Quintilio and crew put up freezer farms in Louisville, Ky., the Netherlands and other regions. They added coolers and freezers for storage in facilities worldwide, and they optimized shipping routes to create the fastest delivery speeds and greatest integrity. Details as granular as the availability and quantity of dry ice at sites had to be carefully planned.
In all the bustle, Quintilio and his staff never forgot their own first responders — the UPSers on the frontlines handling critical healthcare products.
“The people side — safety — is a fundamental value here,” Quintilio said. “With all else going on, we implemented more than 70 new processes to keep the virus from spreading through our workforce. Job one was keeping people safe.”

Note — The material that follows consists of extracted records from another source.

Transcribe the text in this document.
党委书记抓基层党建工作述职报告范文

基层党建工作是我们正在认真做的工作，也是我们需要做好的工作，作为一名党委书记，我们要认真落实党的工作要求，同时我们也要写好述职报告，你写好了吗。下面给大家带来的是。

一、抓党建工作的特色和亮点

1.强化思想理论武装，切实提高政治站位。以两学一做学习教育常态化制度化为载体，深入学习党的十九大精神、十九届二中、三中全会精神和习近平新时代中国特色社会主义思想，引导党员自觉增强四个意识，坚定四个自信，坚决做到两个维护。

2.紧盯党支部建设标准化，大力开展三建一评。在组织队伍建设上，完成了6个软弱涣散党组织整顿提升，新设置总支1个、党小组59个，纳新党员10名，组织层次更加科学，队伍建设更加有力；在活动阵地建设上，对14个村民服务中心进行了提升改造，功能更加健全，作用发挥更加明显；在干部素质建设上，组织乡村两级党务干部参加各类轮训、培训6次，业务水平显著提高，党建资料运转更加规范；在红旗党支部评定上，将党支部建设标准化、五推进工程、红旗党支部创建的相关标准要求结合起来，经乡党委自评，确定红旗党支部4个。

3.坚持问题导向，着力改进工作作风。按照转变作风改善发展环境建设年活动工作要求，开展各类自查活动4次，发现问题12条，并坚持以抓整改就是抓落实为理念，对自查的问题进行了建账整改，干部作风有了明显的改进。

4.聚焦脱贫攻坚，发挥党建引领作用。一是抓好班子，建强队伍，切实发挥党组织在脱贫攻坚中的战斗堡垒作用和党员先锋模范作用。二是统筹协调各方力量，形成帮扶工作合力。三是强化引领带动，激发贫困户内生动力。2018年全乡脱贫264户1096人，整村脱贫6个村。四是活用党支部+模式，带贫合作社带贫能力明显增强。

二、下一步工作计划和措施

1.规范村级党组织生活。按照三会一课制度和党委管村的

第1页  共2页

Stephen Hydrick (MBA ’96) works with Quintilio as vice president of healthcare logistics and distribution. Hydrick is responsible for healthcare distribution operations in North and South America. He’s worked with Quintilio for nearly 15 years.
“David is a quick study and has the ability to see the bigger picture,” Hydrick said. “That skill set allows him to assess a situation, ask relevant questions and provide direction or recommendations very quickly.”
Hydrick uses the words quick and quickly as he describes Quintilio’s leadership traits. It brings to mind an old saying: Speed kills.
Not in David Quintilio’s world. Speed saves lives.